ECLI:NL:GHSHE:2019:3630
Gerechtshof 's-Hertogenbosch
- Hoger beroep
- Rechtspraak.nl
Hoger beroep inzake de stakingswinst en waardering van loodsen in het kader van de inkomstenbelasting
In deze zaak gaat het om een hoger beroep van belanghebbende tegen de uitspraak van de Rechtbank Zeeland-West-Brabant, waarin de hoogte van de stakingswinst voor het jaar 2014 ter discussie staat. Belanghebbende heeft zijn onderneming in 2014 gestaakt en de loodsen, die tot zijn ondernemingsvermogen behoorden, naar zijn privévermogen overgebracht. De Inspecteur heeft de waarde van deze loodsen per 31 december 2014 vastgesteld op € 38.000, terwijl belanghebbende deze waarde op € 15.500 heeft geschat, gebaseerd op de veronderstelling dat sloop de enige optie voor een potentiële koper zou zijn.

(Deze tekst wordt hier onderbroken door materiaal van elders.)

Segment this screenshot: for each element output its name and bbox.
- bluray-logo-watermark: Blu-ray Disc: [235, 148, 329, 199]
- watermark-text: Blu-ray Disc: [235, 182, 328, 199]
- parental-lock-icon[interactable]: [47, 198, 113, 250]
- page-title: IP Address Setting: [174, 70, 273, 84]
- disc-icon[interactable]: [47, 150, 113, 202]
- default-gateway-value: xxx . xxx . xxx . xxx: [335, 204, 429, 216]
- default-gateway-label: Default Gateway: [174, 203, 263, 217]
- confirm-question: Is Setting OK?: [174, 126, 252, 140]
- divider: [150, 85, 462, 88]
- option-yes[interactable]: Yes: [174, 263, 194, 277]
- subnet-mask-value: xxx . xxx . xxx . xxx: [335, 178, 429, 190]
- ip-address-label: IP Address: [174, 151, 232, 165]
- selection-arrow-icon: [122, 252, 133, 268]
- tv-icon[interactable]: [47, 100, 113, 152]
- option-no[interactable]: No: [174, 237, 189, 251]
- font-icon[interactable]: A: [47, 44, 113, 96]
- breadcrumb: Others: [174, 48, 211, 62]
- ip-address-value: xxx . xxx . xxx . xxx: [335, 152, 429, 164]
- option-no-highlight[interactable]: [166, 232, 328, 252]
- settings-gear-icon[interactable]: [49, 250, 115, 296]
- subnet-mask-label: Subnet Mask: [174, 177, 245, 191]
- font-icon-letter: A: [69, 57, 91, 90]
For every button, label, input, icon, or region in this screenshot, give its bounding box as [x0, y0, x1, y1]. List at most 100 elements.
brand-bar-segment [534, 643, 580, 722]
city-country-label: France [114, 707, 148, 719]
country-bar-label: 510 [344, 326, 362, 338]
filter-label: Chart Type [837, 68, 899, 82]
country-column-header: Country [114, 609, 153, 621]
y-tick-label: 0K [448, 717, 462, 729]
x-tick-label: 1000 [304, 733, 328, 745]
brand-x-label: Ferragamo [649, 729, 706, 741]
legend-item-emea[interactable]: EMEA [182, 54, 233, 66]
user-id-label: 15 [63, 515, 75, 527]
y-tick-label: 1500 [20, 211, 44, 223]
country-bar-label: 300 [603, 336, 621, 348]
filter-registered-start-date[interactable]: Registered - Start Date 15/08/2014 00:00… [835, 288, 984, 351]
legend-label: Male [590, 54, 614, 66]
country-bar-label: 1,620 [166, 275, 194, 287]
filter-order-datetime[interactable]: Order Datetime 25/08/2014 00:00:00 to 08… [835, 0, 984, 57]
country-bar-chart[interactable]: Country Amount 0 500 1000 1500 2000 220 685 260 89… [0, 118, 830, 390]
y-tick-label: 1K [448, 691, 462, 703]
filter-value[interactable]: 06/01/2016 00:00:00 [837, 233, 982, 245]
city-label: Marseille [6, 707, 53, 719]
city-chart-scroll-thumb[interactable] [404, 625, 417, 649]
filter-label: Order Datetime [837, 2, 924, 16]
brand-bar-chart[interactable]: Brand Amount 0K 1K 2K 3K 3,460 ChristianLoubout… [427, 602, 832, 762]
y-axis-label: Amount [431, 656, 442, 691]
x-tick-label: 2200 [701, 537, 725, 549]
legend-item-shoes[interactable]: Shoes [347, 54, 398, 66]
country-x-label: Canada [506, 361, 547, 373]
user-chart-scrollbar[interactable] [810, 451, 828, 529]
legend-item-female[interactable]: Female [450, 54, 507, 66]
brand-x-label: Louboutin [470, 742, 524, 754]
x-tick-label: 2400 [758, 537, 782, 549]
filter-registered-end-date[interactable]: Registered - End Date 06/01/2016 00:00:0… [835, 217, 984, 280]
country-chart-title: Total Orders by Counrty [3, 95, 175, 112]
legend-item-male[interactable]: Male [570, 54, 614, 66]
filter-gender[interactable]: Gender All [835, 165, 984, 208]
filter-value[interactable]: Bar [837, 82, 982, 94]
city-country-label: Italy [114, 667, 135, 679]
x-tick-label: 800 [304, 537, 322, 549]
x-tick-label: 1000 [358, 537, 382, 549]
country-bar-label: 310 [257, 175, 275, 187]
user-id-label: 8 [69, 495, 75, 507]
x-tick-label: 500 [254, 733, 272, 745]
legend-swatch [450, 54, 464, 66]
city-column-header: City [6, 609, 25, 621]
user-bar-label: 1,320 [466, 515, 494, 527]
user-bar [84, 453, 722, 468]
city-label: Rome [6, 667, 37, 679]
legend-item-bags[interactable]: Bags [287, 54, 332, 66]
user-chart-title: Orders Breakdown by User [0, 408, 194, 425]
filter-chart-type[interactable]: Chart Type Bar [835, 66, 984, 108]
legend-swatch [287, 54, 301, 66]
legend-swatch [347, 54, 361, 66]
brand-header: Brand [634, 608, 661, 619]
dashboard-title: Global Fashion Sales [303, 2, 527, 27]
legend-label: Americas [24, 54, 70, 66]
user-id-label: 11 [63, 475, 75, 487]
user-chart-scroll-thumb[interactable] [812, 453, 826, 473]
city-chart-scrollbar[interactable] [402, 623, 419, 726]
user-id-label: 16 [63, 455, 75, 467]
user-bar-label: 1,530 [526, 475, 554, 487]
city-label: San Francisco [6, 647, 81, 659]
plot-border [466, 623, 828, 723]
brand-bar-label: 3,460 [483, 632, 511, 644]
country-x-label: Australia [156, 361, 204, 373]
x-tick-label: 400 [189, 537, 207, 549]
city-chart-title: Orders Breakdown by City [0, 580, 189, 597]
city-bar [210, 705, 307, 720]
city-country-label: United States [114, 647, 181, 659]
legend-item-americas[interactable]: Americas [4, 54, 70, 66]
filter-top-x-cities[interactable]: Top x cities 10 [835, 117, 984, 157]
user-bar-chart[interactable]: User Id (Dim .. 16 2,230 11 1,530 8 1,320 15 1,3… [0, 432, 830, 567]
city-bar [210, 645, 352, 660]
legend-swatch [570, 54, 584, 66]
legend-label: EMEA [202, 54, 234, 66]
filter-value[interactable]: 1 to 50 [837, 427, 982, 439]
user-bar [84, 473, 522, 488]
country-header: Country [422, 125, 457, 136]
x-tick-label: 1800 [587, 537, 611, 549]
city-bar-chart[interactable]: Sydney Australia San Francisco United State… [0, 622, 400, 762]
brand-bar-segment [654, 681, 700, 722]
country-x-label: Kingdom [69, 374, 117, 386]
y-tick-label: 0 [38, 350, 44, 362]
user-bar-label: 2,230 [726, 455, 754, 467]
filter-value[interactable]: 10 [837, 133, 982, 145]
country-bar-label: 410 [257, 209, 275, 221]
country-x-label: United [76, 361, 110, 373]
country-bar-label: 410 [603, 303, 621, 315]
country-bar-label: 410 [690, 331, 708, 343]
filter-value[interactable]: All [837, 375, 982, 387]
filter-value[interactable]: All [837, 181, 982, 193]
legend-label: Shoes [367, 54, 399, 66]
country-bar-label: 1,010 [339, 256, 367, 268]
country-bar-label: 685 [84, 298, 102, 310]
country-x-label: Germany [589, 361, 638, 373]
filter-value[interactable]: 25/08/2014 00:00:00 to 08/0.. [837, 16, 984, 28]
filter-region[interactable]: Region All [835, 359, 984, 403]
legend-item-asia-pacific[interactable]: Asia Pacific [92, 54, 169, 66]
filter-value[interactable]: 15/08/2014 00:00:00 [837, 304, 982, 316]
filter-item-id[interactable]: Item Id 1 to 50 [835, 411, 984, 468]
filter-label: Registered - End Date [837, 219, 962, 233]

Het Hof heeft geoordeeld dat de Inspecteur terecht de waarde in het economische verkeer op € 38.000 heeft vastgesteld. Het Hof heeft daarbij de huurwaardekapitalisatiemethode gehanteerd, waarbij de loodsen als opslagruimte werden gewaardeerd. Het Hof heeft vastgesteld dat de loodsen op het stakingsmoment feitelijk als opslagruimte werden gebruikt en dat de stelling van belanghebbende over de onbruikbaarheid van de loodsen niet aannemelijk is. De Inspecteur heeft voldoende aannemelijk gemaakt dat de loodsen op het stakingsmoment het meest optimaal als opslagruimte konden worden gebruikt, en dat de waarde van € 38.000 gerechtvaardigd is.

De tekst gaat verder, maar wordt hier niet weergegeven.